Pour soutenir la santé et l’autonomie des seniors atteints de la maladie d’Alzheimer, l’alimentation adaptée reste un pilier fondamental. Lorsque manger devient difficile, les compléments nutritionnels oraux (CNO) prescrits ou délivrés en pharmacie sont une aide précieuse. À retenir :
  • La dénutrition concerne jusqu’à 45 % des personnes vivant avec Alzheimer en institution (source : HAS), imposant une attention accrue à l’apport nutritionnel.
  • Les CNO se déclinent en boissons, crèmes, barres ou poudres, associant protéines, glucides, lipides, vitamines et minéraux dans des formats faciles à consommer.
  • Le choix doit privilégier l’adéquation au goût et aux préférences du senior, la facilité d’utilisation, l’équilibre nutritionnel et la conformité aux recommandations médicales.
  • Les critères principaux incluent la valeur énergétique, l’apport protéique, la texture adaptée à la déglutition et la tolérance digestive.
  • L’accompagnement médical reste indispensable, la prise de CNO n’étant jamais anodine ni sans contre-indication.
Ces points sont essentiels pour garantir un soutien nutritionnel efficace, respectueux et adapté à chaque situation.

Pourquoi recourir aux compléments nutritionnels oraux chez le senior Alzheimer ?

Selon la Haute Autorité de Santé (HAS), près d’une personne âgée sur deux vivant en institution souffre de dénutrition, et la maladie d’Alzheimer est un facteur aggravant reconnu (HAS).
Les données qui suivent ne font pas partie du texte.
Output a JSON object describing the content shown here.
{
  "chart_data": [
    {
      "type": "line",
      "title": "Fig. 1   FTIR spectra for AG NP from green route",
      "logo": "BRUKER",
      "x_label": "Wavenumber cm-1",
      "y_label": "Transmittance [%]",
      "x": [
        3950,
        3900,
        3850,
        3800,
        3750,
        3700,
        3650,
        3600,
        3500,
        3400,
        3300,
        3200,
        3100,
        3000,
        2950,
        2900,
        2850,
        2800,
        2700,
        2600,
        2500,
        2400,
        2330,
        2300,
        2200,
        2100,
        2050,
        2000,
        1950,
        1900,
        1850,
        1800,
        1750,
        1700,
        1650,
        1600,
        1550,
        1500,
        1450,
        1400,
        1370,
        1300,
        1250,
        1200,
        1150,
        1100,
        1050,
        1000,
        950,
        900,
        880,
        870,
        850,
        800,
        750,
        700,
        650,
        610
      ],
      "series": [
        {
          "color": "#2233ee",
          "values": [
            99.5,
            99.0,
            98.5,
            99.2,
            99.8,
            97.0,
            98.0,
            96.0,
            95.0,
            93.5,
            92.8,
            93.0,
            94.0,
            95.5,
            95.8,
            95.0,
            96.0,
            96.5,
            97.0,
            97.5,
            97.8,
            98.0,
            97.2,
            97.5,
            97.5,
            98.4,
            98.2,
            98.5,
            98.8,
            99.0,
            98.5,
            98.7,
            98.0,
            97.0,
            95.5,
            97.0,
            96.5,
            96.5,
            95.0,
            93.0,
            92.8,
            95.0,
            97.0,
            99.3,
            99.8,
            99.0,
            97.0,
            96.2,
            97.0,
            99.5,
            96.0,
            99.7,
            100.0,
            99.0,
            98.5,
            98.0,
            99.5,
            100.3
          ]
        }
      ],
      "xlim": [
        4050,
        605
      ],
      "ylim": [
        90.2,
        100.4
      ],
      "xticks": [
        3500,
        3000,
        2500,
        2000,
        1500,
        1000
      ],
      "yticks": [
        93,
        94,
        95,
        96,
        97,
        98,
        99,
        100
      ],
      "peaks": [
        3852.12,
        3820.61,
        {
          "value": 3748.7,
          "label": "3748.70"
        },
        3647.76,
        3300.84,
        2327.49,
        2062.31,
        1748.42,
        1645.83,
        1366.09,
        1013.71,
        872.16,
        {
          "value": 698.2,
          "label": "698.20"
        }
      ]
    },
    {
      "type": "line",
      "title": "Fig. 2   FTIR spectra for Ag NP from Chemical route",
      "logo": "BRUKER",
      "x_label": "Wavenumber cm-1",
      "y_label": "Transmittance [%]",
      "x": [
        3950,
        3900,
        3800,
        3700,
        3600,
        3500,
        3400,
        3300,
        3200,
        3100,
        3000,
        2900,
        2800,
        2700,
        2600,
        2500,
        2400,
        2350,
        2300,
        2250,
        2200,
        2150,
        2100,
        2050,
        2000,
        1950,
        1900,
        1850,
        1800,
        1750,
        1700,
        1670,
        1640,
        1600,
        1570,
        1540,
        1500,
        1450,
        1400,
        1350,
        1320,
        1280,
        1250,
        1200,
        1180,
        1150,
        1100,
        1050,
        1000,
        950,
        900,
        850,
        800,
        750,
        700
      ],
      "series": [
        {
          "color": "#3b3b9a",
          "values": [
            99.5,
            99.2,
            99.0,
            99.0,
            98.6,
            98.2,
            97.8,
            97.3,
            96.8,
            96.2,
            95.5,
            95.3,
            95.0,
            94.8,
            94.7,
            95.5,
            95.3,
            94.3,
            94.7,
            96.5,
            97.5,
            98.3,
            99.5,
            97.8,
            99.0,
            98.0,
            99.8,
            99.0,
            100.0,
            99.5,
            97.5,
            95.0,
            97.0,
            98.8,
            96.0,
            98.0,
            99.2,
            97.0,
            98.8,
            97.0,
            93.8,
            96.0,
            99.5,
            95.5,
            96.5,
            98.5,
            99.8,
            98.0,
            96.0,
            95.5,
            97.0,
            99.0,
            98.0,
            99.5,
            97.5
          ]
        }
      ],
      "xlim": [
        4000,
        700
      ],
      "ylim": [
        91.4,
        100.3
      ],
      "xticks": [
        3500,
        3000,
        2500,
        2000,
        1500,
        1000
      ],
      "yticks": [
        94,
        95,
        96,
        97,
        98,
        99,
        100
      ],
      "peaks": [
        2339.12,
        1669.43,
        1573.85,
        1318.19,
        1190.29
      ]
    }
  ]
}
Le maintien d’un état nutritionnel satisfaisant influence l’évolution de la maladie, la récupération fonctionnelle, la qualité de vie et la morbidité.

Les besoins nutritionnels du senior atteint d’Alzheimer ne diffèrent pas fondamentalement de ceux de la personne âgée non démente, mais les difficultés de prise alimentaire sont généralement plus marquées, en particulier lorsque la maladie évolue :

  • Diminution de la sensation de faim ou oubli de manger
  • Altération du goût et de l’odorat
  • Fatigue, troubles moteurs, difficultés à utiliser les couverts
  • Épisodes de fausses routes ou difficultés de déglutition (dysphagie)
  • Dépression, anxiété ou refus alimentaires

Dans ces situations, et après optimisation des repas habituels, l’introduction de compléments par voie orale joue un véritable rôle de soutien. C’est l’une des stratégies recommandées par la Société Francophone de Nutrition Clinique et Métabolisme (SFNCM) et la HAS.

Quels types de compléments nutritionnels oraux trouve-t-on en pharmacie ?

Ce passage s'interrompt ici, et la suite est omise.